One of his many inoperable tumors finally got in the way of his daily functioning, starting Monday. At seven in the evening last night, Peter and I helped hoist his near 100 lb bulk into Norm and Evelyn’s old van, so they could drive him to the Vet to “go night-night” as Norm euphemized earlier that day.
I was sad for Tucker, and sad for his owners, who have seen so much loss in the last few months. (Although sad themselves, they seemed to be taking it in stride, as many of the WWII generation do.) Last Saturday, Evelyn told me that they had been to eight funerals in the last three weeks. Her sister died in January, and their Aunt Madeline passed away at 100-and-three-months just after I moved in. (She was living in the downstairs apartment, and I was there when they took her away – with her second broken hip – in the ambulance for the last time just before Christmas.)

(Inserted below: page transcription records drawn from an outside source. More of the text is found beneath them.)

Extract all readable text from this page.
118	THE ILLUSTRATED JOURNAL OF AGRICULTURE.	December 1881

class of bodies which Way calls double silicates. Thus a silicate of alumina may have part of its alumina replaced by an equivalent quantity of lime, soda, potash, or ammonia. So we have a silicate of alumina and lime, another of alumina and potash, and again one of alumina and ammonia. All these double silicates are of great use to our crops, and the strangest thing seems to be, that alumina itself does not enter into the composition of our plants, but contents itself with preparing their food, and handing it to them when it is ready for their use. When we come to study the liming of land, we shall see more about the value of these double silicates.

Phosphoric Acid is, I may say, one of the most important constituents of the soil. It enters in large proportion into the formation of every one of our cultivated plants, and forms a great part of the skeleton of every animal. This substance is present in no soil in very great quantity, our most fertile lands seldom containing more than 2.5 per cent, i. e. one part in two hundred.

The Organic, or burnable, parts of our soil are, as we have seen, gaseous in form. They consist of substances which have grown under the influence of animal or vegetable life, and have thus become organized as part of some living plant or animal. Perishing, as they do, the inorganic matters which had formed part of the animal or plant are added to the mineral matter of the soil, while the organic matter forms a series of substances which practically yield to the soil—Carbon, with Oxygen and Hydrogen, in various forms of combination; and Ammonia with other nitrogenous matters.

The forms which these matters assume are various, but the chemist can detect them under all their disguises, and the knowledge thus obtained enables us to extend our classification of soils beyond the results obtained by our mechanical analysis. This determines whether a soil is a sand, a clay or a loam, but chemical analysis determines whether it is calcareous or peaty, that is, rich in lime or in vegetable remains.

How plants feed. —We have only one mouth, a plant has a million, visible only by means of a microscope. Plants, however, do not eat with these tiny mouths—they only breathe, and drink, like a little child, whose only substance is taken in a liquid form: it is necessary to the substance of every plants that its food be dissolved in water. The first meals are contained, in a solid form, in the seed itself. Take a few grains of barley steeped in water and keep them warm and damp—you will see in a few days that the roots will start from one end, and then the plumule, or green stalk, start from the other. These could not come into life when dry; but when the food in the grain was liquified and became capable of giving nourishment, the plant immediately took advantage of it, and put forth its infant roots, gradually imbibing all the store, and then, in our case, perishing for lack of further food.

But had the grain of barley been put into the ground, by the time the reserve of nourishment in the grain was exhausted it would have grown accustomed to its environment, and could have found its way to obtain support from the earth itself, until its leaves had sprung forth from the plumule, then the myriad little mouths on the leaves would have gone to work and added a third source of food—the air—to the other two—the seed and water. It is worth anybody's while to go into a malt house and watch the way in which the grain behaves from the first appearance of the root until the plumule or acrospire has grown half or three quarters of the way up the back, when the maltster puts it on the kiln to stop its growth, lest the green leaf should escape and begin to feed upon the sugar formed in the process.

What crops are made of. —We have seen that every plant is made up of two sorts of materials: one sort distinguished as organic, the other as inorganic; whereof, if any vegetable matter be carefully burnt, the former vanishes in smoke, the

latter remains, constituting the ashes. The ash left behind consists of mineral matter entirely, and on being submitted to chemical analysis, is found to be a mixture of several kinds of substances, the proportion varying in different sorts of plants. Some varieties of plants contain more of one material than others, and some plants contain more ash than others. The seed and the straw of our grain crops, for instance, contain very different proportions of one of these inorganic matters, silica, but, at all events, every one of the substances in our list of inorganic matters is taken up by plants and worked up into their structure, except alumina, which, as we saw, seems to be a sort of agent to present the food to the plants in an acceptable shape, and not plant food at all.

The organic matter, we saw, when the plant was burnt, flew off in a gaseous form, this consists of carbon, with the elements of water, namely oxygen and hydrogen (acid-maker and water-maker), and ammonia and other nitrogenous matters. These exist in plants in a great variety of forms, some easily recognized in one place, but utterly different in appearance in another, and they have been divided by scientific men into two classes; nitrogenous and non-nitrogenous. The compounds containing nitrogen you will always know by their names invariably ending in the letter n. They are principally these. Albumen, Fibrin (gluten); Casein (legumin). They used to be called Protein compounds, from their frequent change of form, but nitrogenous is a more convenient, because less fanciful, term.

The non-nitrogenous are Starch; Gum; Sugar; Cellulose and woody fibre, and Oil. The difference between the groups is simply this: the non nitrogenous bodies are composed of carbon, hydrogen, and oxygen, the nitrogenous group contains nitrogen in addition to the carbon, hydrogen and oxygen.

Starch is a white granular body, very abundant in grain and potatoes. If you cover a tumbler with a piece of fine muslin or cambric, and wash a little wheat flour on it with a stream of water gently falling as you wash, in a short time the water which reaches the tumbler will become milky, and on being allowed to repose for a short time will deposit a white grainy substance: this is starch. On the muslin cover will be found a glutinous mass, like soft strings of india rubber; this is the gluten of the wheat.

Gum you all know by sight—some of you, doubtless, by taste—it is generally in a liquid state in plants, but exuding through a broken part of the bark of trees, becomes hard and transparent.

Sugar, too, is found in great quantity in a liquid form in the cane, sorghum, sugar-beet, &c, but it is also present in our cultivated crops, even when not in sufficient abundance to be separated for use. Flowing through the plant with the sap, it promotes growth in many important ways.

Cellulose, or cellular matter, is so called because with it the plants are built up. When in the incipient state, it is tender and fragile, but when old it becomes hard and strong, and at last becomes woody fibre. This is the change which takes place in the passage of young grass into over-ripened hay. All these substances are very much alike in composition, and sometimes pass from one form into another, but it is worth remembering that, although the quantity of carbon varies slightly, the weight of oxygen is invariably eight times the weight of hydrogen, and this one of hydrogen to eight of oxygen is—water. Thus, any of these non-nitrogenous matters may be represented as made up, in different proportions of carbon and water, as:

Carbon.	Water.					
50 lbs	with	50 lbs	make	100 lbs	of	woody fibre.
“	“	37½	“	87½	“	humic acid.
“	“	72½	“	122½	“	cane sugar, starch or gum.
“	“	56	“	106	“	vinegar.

My paternal grandmother had to move out of her home of nearly forty years last month, and into an assisted living facility near my parents. She has attended increasing numbers of funerals herself, as her contemporaries’ memories and independence give way a little more with each passing month. It will be decades before my generation is faced with the same dilemma, but I wonder how much the current trend of generational segregation is going to affect how gracefully we cope. I hope I can breach those walls a little and learn from my elders now, listening to their stories (however many times in a row) and advice, and do what little I can to help them through their own transition – even if it means helping lift a stinky greasy old Labrador up for his final ride in the car.